Diálogo, distensión, soluciones. Las mejores, o las menos malas tratándose de política, para ambas partes. La mirada a la presencia del presidente del Gobierno en Barcelona, y la reunión con su Consejo de Ministros, deja una impresión positiva y de alivio, y es el primer gran paso de relax y vuelta atrás de un callejón sin salida que tiene a España en vilo y es causa de los grandes movimientos políticos, electorales, de opinión pública, y de privada en círculos laborales, amistades y familiares, que se están produciendo.

Sánchez vuelve de la capital catalana -una vez más Colau se coló prediciendo un efecto negativo o neutro- con la demostración de que no se podía seguir por el camino de la irresponsabilidad de las derechas catalanas y española, además de parte de la izquierda independendista que equivoca hasta el fondo su papel histórico y continúa ciega tras una bandera agitada por la corrupción interior de los herederos de Pujol.

España está en una subida de tensión que no puede aguantar más, pero que algunos siguen alimentando en esa miserable actitud política, desde lugares de responsabilidad, de buscar el beneficio propio a corto y medio plazo en lugar del bien común en el que, como todas las partes, ellos sacrifiquen algo.

LOS DOS DÍAS decisivos se han cerrado con un encuentro de presidentes, con el delegado de la patronal catalana por medio; un comunicado que no tiene parangón, por lo discretamente esperanzador, en los últimos tres años, y con un asentamiento de la normalidad gubernativa y democrática en un territorio tomado aparentemente por un buen puñado de locos: Cataluña, Barcelona, es una parte importante de España y allí se puede celebrar con todo orgullo un Consejo de Ministros.

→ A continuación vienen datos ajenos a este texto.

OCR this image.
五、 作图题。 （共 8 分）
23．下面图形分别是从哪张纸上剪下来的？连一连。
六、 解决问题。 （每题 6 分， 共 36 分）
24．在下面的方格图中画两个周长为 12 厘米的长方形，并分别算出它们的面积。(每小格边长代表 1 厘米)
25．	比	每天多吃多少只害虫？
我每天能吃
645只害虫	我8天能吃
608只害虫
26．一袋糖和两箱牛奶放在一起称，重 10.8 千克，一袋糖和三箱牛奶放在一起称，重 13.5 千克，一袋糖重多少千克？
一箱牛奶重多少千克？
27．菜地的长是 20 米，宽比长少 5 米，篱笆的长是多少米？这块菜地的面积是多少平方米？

Lo más importante es la distensión y la firma de un comunicado conjunto, pero al lado están las medidas discretamente sociales tomadas allí por el Consejo de Ministros como es la subida del salario mínimo, asunto que apunta al meollo de la cuestión: no es una cosa de banderas sino de ciudadanos, no es materia de oropeles políticos o de fuero, sino de los verdaderos problemas del catalán de a pie como es la carestía de vida, la privatización y deterioro de la sanidad, el funcionamiento de las cercanías de Renfe, o de la democratización real de esa comunidad sin secuestros falsamente ideológicos de tipo alguno.

Ni se han aprobado miles de millones para Cataluña como anunciaban y casi deseaban agoreros e incendiarios desde la derecha enloquecida, ni ha habido cesión ciega de competencias. De momento apenas 122 millones para inversiones en carreteras, y medidas simbólicas, alguna incluso desacertada como es la segunda, tales como el desagravio a Companys, o añadir el nombre de Josep Tarradellas al del aeropuerto de El Prat; tan errónea para mi gusto como la de sumar Adolfo Suárez a lo que siempre es y será Barajas, qué manía de intentar atajar lo pasajero con decisiones hipotecarias y comprometidas, qué falso homenaje el de ligar a personas, hechos históricos y circunstancias concretas, a lo que es el nombre natural, permanente, popular y toponímico de las cosas.

Crece algo la esperanza, tras esto, de no derrumbarse ante la imposibilidad de normalización de este país, una vez que un mosso de esquadra ha sentenciado con frase a la cara la puñetera verdad: despertad del sueño, ingenuos, inocentes, manipulados, engañados, bienintencionados algunos; os han tomado el pelo mientras vaciaban la caja, os han puesto una tela en los ojos para que no veáis nada y sigáis en obediencia ciega. «La República, la República, ¡la República no existe, idiota!», desengañaba un mosso a un agente forestal envuelto en las locuras tipo CUP o CDR que tan bien le han venido a la derecha catalana, a cuyo frente, como dijo Sánchez en Mérida, está ahora el Le Pen español, Quim Torra. E igualmente a la derecha española pirómana.